Le journaliste, fondateur du « Messager », est décédé le 12 juillet. © Vincent Fournier/J.A.

GEORGES-DOUGUELI_2024

Publié le 21 juillet 2010 Lecture : 3 minutes.

Il a suffi d’un pneu crevé au hasard d’une route et d’un camion fou pour provoquer l’accident. Percuté de plein fouet, Pius Njawé est mort à l’âge de 53 ans, le 12 juillet, sur le bas-côté d’une autoroute américaine. Son décès a provoqué un déferlement d’hommages de la presse africaine, qui pleure le « héraut » de la liberté d’informer, le « pionnier » de la presse indépendante dans son pays, le « défenseur des droits de l’homme »… Des journaux de Madagascar, du Gabon, du Congo, de la RD Congo, du Tchad, entre autres, se sont fait l’écho de la disparition du journaliste dont l’aura avait franchi les frontières du Cameroun.

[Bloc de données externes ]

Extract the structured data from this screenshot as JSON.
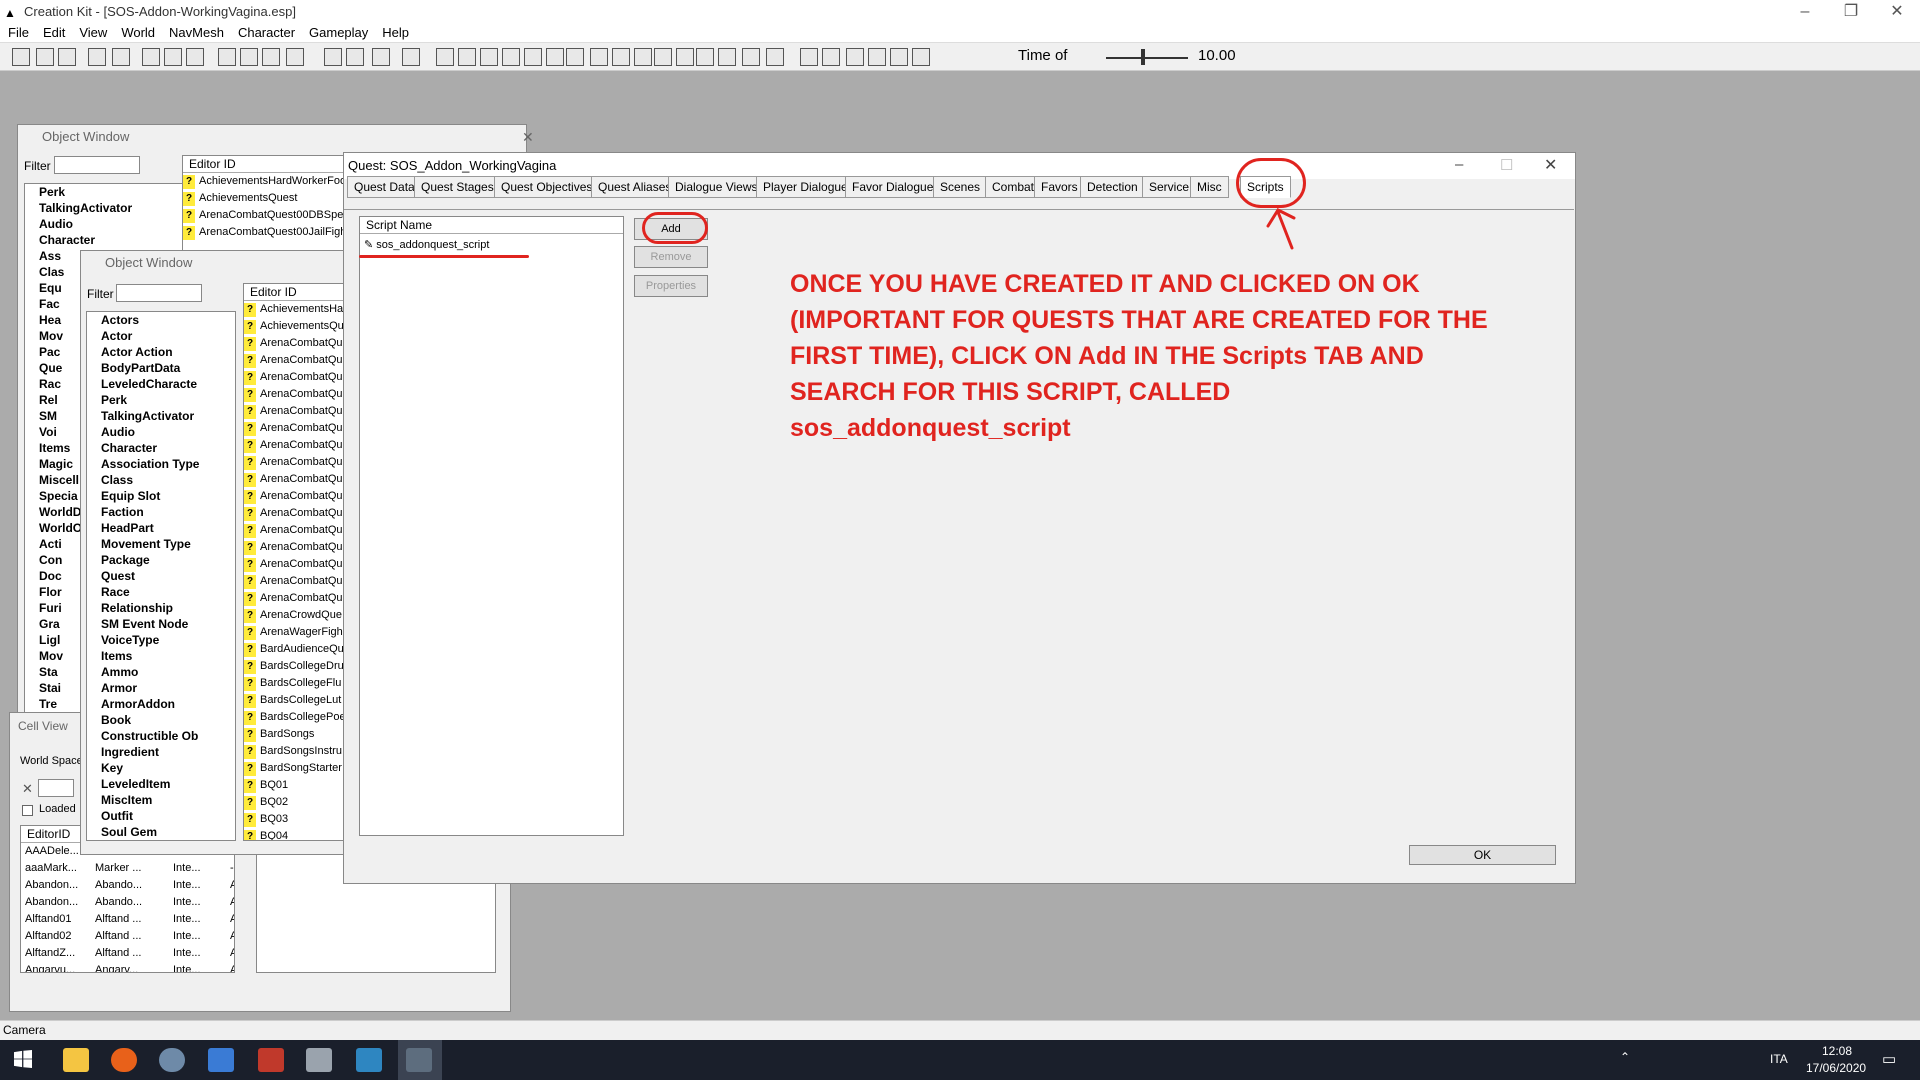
{
  "app": {
    "title": "Creation Kit - [SOS-Addon-WorkingVagina.esp]"
  },
  "menu": [
    "File",
    "Edit",
    "View",
    "World",
    "NavMesh",
    "Character",
    "Gameplay",
    "Help"
  ],
  "toolbar": {
    "time_label": "Time of",
    "time_value": "10.00"
  },
  "object_window_1": {
    "title": "Object Window",
    "filter_label": "Filter",
    "editor_id_header": "Editor ID",
    "tree": [
      "Perk",
      "TalkingActivator",
      "Audio",
      "Character",
      "Ass",
      "Clas",
      "Equ",
      "Fac",
      "Hea",
      "Mov",
      "Pac",
      "Que",
      "Rac",
      "Rel",
      "SM",
      "Voi",
      "Items",
      "Magic",
      "Miscell",
      "Specia",
      "WorldD",
      "WorldO",
      "Acti",
      "Con",
      "Doc",
      "Flor",
      "Furi",
      "Gra",
      "Ligl",
      "Mov",
      "Sta",
      "Stai",
      "Tre"
    ],
    "list": [
      "AchievementsHardWorkerFoo",
      "AchievementsQuest",
      "ArenaCombatQuest00DBSpec",
      "ArenaCombatQuest00JailFigh"
    ]
  },
  "object_window_2": {
    "title": "Object Window",
    "filter_label": "Filter",
    "editor_id_header": "Editor ID",
    "tree": [
      "Actors",
      "Actor",
      "Actor Action",
      "BodyPartData",
      "LeveledCharacte",
      "Perk",
      "TalkingActivator",
      "Audio",
      "Character",
      "Association Type",
      "Class",
      "Equip Slot",
      "Faction",
      "HeadPart",
      "Movement Type",
      "Package",
      "Quest",
      "Race",
      "Relationship",
      "SM Event Node",
      "VoiceType",
      "Items",
      "Ammo",
      "Armor",
      "ArmorAddon",
      "Book",
      "Constructible Ob",
      "Ingredient",
      "Key",
      "LeveledItem",
      "MiscItem",
      "Outfit",
      "Soul Gem"
    ],
    "list": [
      "AchievementsHa",
      "AchievementsQu",
      "ArenaCombatQu",
      "ArenaCombatQu",
      "ArenaCombatQu",
      "ArenaCombatQu",
      "ArenaCombatQu",
      "ArenaCombatQu",
      "ArenaCombatQu",
      "ArenaCombatQu",
      "ArenaCombatQu",
      "ArenaCombatQu",
      "ArenaCombatQu",
      "ArenaCombatQu",
      "ArenaCombatQu",
      "ArenaCombatQu",
      "ArenaCombatQu",
      "ArenaCombatQu",
      "ArenaCrowdQue",
      "ArenaWagerFigh",
      "BardAudienceQu",
      "BardsCollegeDru",
      "BardsCollegeFlu",
      "BardsCollegeLut",
      "BardsCollegePoe",
      "BardSongs",
      "BardSongsInstru",
      "BardSongStarter",
      "BQ01",
      "BQ02",
      "BQ03",
      "BQ04"
    ]
  },
  "cell_view": {
    "title": "Cell View",
    "world_space_label": "World Space",
    "loaded_label": "Loaded",
    "editor_id_header": "EditorID",
    "rows": [
      [
        "AAADele...",
        "",
        "",
        ""
      ],
      [
        "aaaMark...",
        "Marker ...",
        "Inte...",
        "-"
      ],
      [
        "Abandon...",
        "Abando...",
        "Inte...",
        "A"
      ],
      [
        "Abandon...",
        "Abando...",
        "Inte...",
        "A"
      ],
      [
        "Alftand01",
        "Alftand ...",
        "Inte...",
        "A"
      ],
      [
        "Alftand02",
        "Alftand ...",
        "Inte...",
        "A"
      ],
      [
        "AlftandZ...",
        "Alftand ...",
        "Inte...",
        "A"
      ],
      [
        "Angarvu...",
        "Angarv...",
        "Inte...",
        "A"
      ]
    ]
  },
  "quest_dialog": {
    "title": "Quest: SOS_Addon_WorkingVagina",
    "tabs": [
      "Quest Data",
      "Quest Stages",
      "Quest Objectives",
      "Quest Aliases",
      "Dialogue Views",
      "Player Dialogue",
      "Favor Dialogue",
      "Scenes",
      "Combat",
      "Favors",
      "Detection",
      "Service",
      "Misc",
      "Scripts"
    ],
    "active_tab": "Scripts",
    "script_name_header": "Script Name",
    "scripts": [
      "sos_addonquest_script"
    ],
    "add_label": "Add",
    "remove_label": "Remove",
    "properties_label": "Properties",
    "ok_label": "OK"
  },
  "annotation": {
    "text": "ONCE YOU HAVE CREATED IT AND CLICKED ON OK (IMPORTANT FOR QUESTS THAT ARE CREATED FOR THE FIRST TIME), CLICK ON  Add  IN THE Scripts TAB AND SEARCH FOR THIS SCRIPT, CALLED  sos_addonquest_script",
    "color": "#e0241f"
  },
  "status_bar": {
    "text": "Camera"
  },
  "taskbar": {
    "language": "ITA",
    "time": "12:08",
    "date": "17/06/2020"
  }
}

En voyage aux États-Unis à l’invitation d’opposants de la diaspora camerounaise, il s’apprêtait à engager un combat de plus contre le régime de Yaoundé, en cette année préélectorale : mobiliser la communauté à l’étranger pour obtenir l’alternance au pays. Encore une de ces confrontations qui lui ont causé tant de blessures, ont construit sa légende de journaliste engagé et conforté sa position de bête noire du pouvoir.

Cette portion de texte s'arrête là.